For people of color, the Postal Service, like the rest of federal, state, and local government, has long been recognized as a route to safe and stable middle-income employment.
NALC President Brian Renfroe moved to assure his members, the city letter carriers. Then he said Congress is responsible for its inaction on the issue.
The pension payment “pause has no immediate impact on any current or future retired Letter Carriers,” he said.
“This move is necessitated by the Postal Service’s current financial situation and is a direct result of continued inaction by Congress to fix the legislative constraints that inhibit the Postal Service’s ability to invest in its infrastructure and modernize to meet the needs of its employees and the people.

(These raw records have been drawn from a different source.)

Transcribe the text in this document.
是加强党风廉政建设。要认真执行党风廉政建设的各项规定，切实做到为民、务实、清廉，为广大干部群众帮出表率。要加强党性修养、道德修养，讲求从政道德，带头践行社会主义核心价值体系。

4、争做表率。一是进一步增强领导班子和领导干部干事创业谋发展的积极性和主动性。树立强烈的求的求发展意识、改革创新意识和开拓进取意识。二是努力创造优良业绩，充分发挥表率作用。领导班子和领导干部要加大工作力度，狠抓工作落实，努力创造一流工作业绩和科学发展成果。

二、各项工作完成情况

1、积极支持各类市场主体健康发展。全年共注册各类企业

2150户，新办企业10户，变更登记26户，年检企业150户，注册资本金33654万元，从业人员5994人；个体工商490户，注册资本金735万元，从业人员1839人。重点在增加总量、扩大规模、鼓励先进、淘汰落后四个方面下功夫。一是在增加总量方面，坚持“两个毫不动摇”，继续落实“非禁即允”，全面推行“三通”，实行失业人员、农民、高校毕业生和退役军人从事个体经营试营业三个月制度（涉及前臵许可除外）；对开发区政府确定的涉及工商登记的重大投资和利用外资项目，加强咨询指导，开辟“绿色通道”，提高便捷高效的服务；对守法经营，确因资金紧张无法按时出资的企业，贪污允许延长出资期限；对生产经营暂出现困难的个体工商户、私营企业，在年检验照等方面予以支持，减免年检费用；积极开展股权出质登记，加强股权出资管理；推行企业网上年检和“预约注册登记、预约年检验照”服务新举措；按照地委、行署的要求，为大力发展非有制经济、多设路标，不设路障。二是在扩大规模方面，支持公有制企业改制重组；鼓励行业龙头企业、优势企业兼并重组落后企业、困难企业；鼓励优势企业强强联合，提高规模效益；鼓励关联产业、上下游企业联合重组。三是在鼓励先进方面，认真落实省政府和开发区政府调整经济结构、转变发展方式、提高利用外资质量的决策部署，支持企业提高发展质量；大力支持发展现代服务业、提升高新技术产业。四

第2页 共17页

“If Congress were to allow for a new investment strategy for USPS retiree health and pension funds, a fair recalculation of the agency’s Civil Service Retirement System pension obligations, and an increase in the agency’s borrowing authority, this pause in FERS contributions would not be necessary.”

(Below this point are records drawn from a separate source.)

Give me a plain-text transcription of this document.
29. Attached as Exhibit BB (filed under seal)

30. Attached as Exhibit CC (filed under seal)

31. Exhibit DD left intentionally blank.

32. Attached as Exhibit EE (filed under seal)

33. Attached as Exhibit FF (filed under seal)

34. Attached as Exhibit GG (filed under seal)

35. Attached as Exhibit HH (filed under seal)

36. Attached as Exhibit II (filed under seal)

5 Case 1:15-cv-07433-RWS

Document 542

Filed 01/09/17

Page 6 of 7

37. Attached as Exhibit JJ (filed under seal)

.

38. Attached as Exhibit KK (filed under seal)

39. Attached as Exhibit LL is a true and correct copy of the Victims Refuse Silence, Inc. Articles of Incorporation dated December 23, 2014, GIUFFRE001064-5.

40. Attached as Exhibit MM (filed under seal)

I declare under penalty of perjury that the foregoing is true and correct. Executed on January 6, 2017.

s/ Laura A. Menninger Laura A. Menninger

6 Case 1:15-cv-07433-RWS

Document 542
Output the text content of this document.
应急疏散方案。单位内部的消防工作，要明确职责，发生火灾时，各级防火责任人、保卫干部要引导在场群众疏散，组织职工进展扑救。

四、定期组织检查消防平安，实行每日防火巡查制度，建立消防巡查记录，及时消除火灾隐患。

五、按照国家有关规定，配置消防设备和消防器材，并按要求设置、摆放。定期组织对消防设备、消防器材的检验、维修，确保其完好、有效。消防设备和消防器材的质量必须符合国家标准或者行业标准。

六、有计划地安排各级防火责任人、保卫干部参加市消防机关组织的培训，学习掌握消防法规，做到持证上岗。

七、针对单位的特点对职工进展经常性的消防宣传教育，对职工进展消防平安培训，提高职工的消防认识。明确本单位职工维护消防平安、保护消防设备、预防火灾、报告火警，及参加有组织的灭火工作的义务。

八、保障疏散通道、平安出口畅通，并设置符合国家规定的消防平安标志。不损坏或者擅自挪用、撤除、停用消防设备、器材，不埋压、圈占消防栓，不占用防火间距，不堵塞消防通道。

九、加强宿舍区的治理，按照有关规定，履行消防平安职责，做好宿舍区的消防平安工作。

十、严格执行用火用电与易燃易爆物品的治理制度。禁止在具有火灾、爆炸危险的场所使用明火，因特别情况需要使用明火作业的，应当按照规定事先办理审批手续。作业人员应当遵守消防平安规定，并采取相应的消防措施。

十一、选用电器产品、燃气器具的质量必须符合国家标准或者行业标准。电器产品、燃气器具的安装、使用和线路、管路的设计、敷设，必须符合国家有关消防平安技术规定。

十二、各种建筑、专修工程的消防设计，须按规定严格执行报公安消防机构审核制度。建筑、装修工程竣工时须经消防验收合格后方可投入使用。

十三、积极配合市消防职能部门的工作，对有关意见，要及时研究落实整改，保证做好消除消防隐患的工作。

In his statement, Grossmann advocated both those moves. Currently, the law governing the Postal Service mandates investment of its funds only in federal securities, rather than a higher-paying mix of private and public bonds. And its borrowing authority—credit limit—is $15 billion, which hasn’t increased in more than 30 years. USPS wants to double it.

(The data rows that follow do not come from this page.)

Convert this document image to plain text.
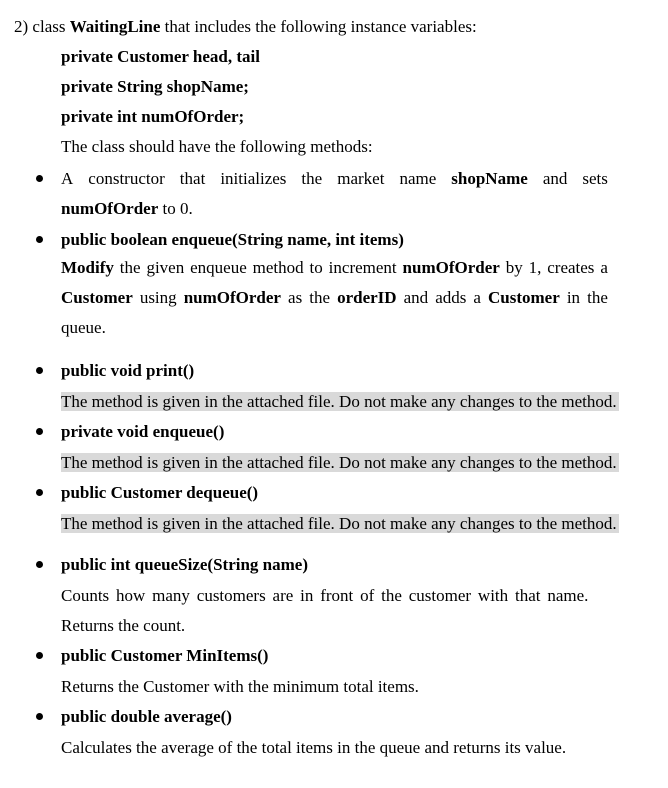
2) class WaitingLine that includes the following instance variables:
private Customer head, tail
private String shopName;
private int numOfOrder;
The class should have the following methods:
A constructor that initializes the market name shopName and sets
numOfOrder to 0.
public boolean enqueue(String name, int items)
Modify the given enqueue method to increment numOfOrder by 1, creates a
Customer using numOfOrder as the orderID and adds a Customer in the
queue.
public void print()
The method is given in the attached file. Do not make any changes to the method.
private void enqueue()
The method is given in the attached file. Do not make any changes to the method.
public Customer dequeue()
The method is given in the attached file. Do not make any changes to the method.
public int queueSize(String name)
Counts how many customers are in front of the customer with that name.
Returns the count.
public Customer MinItems()
Returns the Customer with the minimum total items.
public double average()
Calculates the average of the total items in the queue and returns its value.
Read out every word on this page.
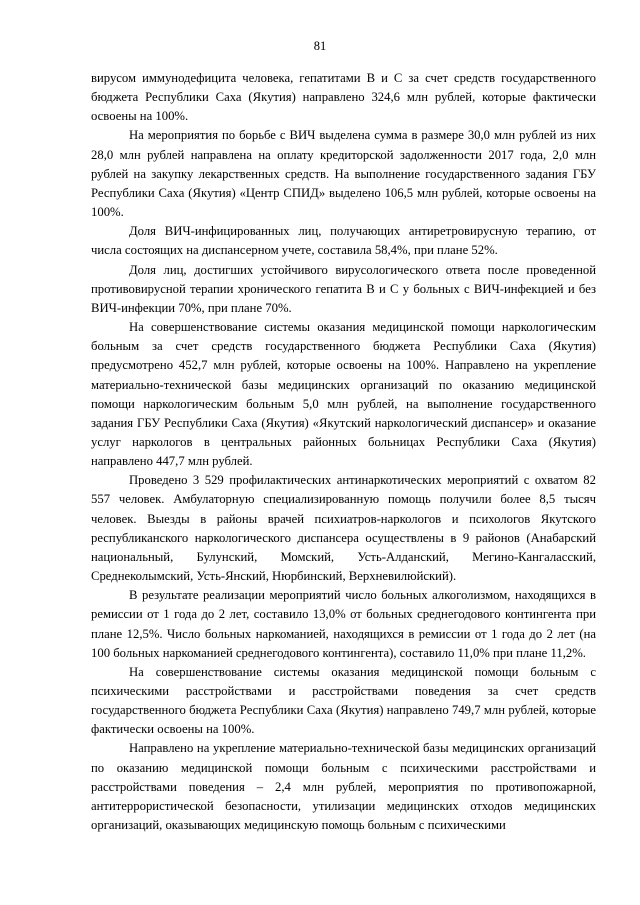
81

вирусом иммунодефицита человека, гепатитами В и С за счет средств государственного бюджета Республики Саха (Якутия) направлено 324,6 млн рублей, которые фактически освоены на 100%.

На мероприятия по борьбе с ВИЧ выделена сумма в размере 30,0 млн рублей из них 28,0 млн рублей направлена на оплату кредиторской задолженности 2017 года, 2,0 млн рублей на закупку лекарственных средств. На выполнение государственного задания ГБУ Республики Саха (Якутия) «Центр СПИД» выделено 106,5 млн рублей, которые освоены на 100%.

Доля ВИЧ-инфицированных лиц, получающих антиретровирусную терапию, от числа состоящих на диспансерном учете, составила 58,4%, при плане 52%.

Доля лиц, достигших устойчивого вирусологического ответа после проведенной противовирусной терапии хронического гепатита В и С у больных с ВИЧ-инфекцией и без ВИЧ-инфекции 70%, при плане 70%.

На совершенствование системы оказания медицинской помощи наркологическим больным за счет средств государственного бюджета Республики Саха (Якутия) предусмотрено 452,7 млн рублей, которые освоены на 100%. Направлено на укрепление материально-технической базы медицинских организаций по оказанию медицинской помощи наркологическим больным 5,0 млн рублей, на выполнение государственного задания ГБУ Республики Саха (Якутия) «Якутский наркологический диспансер» и оказание услуг наркологов в центральных районных больницах Республики Саха (Якутия) направлено 447,7 млн рублей.

Проведено 3 529 профилактических антинаркотических мероприятий с охватом 82 557 человек. Амбулаторную специализированную помощь получили более 8,5 тысяч человек. Выезды в районы врачей психиатров-наркологов и психологов Якутского республиканского наркологического диспансера осуществлены в 9 районов (Анабарский национальный, Булунский, Момский, Усть-Алданский, Мегино-Кангаласский, Среднеколымский, Усть-Янский, Нюрбинский, Верхневилюйский).

В результате реализации мероприятий число больных алкоголизмом, находящихся в ремиссии от 1 года до 2 лет, составило 13,0% от больных среднегодового контингента при плане 12,5%. Число больных наркоманией, находящихся в ремиссии от 1 года до 2 лет (на 100 больных наркоманией среднегодового контингента), составило 11,0% при плане 11,2%.

На совершенствование системы оказания медицинской помощи больным с психическими расстройствами и расстройствами поведения за счет средств государственного бюджета Республики Саха (Якутия) направлено 749,7 млн рублей, которые фактически освоены на 100%.

Направлено на укрепление материально-технической базы медицинских организаций по оказанию медицинской помощи больным с психическими расстройствами и расстройствами поведения – 2,4 млн рублей, мероприятия по противопожарной, антитеррористической безопасности, утилизации медицинских отходов медицинских организаций, оказывающих медицинскую помощь больным с психическими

“It is time for Congress to act on these commonsense policy changes to protect our jobs, retirements, and the essential and reliable service we provide to every American,” said Renfroe.
The unions, along with their chief congressional champion, Sen. Bernie Sanders, Ind-Vt., also advocated letting the Postal Service loose to provide more revenue-raising services other than just selling stamps and shipping goods, especially “the last mile” for private delivery firms such as FedEx, UPS and especially Amazon.
Those services would include reviving postal banking, which ended in 1967, and would not only bring in revenue but allow people who now have no bank branches to turn to the USPS banking, rather than expensive private payday lenders and moneychangers.
The Postal Workers will discuss the union’s plan for fixing the Postal Service’s budget hole at a livestream session at 7 p.m. on April 14, new APWU President Jonathan Smith said. A signup form is on the union website, and it’s open to all.
The forum is entitled “Are we broke or is there hope?”
“Yes, the USPS is facing financial challenges, but APWU has been warning about this for decades,” the union said. Smith will share “the real fixes” that are available and the union proposes “to fix this in a way that works for Postal Workers and America” in the first half of the hour-long session, then throw it open for discussion, Smith said.
The Postal Service has lost $118 billion, cumulatively, since 2007, the agency said. It blames an enormous slump in its chief money-maker, first-class mail, as people shifted to the Internet, along with prior congressionally imposed pre-funding requirements for both present and future pensioners, which cost billions of dollars. That pre-funding was in a decade-old GOP-passed “reorganization.”
Another “cost” it claims is from the congressional mandate for six-day delivery to every address in the country. That sixth day, Saturday, costs $400 million yearly. The USPS has already cut back pickups from post offices on what it says are “money-losing” routes, most of them rural, and it chafes at being allowed to raise postage rates only once a year. It also wants to close many of those post offices.
And the red ink was worsened by global tariff wars, USPS said. Though it didn’t say so, GOP President Donald Trump set off those wars with his yo-yo tariff hikes and retreats. Gasoline price spikes for USPS fleets—the largest in the U.S.—hurt, too, as did inflation. And the private package carriers, again principally Amazon, are now hiring part-time and “at will” low-paid drivers and delivery services to go those “last miles” they had entrusted to the USPS.